Railway station in Tottori, Tottori Prefecture, Japan

Suetsune Station (末恒駅, Suetsune-eki) is a passenger railway station located in the city of Tottori, Tottori Prefecture, Japan. It is operated by the West Japan Railway Company (JR West).

==Lines==
Suetsune Station is served by the San'in Main Line, and is located 239.6 kilometers from the terminus of the line at .

==Station layout==
The station consists of two ground-level opposed side platforms connected by a footbridge.
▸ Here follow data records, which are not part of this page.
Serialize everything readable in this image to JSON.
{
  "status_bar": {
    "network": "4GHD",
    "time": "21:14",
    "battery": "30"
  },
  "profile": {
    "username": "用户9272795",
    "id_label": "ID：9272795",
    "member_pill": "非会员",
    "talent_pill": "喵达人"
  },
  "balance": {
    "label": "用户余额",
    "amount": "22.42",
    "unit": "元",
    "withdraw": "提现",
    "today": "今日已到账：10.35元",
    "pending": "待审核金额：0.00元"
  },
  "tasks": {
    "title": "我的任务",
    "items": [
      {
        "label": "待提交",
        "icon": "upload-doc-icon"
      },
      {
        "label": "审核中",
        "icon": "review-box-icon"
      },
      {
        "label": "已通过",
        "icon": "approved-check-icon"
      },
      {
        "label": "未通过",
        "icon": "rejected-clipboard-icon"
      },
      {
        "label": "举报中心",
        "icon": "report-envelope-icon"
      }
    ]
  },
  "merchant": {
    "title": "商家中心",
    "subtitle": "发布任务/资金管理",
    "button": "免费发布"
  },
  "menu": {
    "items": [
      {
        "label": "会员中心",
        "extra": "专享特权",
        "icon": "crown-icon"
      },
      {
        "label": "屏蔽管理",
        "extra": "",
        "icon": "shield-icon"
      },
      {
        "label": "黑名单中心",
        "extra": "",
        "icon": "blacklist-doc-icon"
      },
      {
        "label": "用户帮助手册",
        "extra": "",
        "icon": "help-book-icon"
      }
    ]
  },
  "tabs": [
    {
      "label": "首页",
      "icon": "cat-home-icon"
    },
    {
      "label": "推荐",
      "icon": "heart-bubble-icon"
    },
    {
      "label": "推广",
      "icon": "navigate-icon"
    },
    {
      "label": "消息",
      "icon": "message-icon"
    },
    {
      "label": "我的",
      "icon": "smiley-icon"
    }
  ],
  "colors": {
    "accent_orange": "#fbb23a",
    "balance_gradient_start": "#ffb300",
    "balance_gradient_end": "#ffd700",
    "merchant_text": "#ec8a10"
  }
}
There is no station building and the station is unattended.

===Platforms===

| 1 | ■ San'in Main Line | for Hamasaka and Tottori |
| 2 | ■ San'in Main Line | for Kurayoshi and Yonago |

==Adjacent stations==
West Japan Railway Company (JR West)

| « |  | Service | » |  |
Sanin Main Line
Limited Express Super Oki: Does not stop at this station
Limited Express Super Matsukaze: Does not stop at this station
| Tottoridaigakumae |  | Local |  | Hōgi |

==History==
Suetsune Station opened on September 11, 1928. With the privatization of the Japan National Railways (JNR) on April 1, 1987, the station came under the aegis of the West Japan Railway Company.

==Passenger statistics==
In fiscal 2020, the station was used by an average of 427 passengers daily.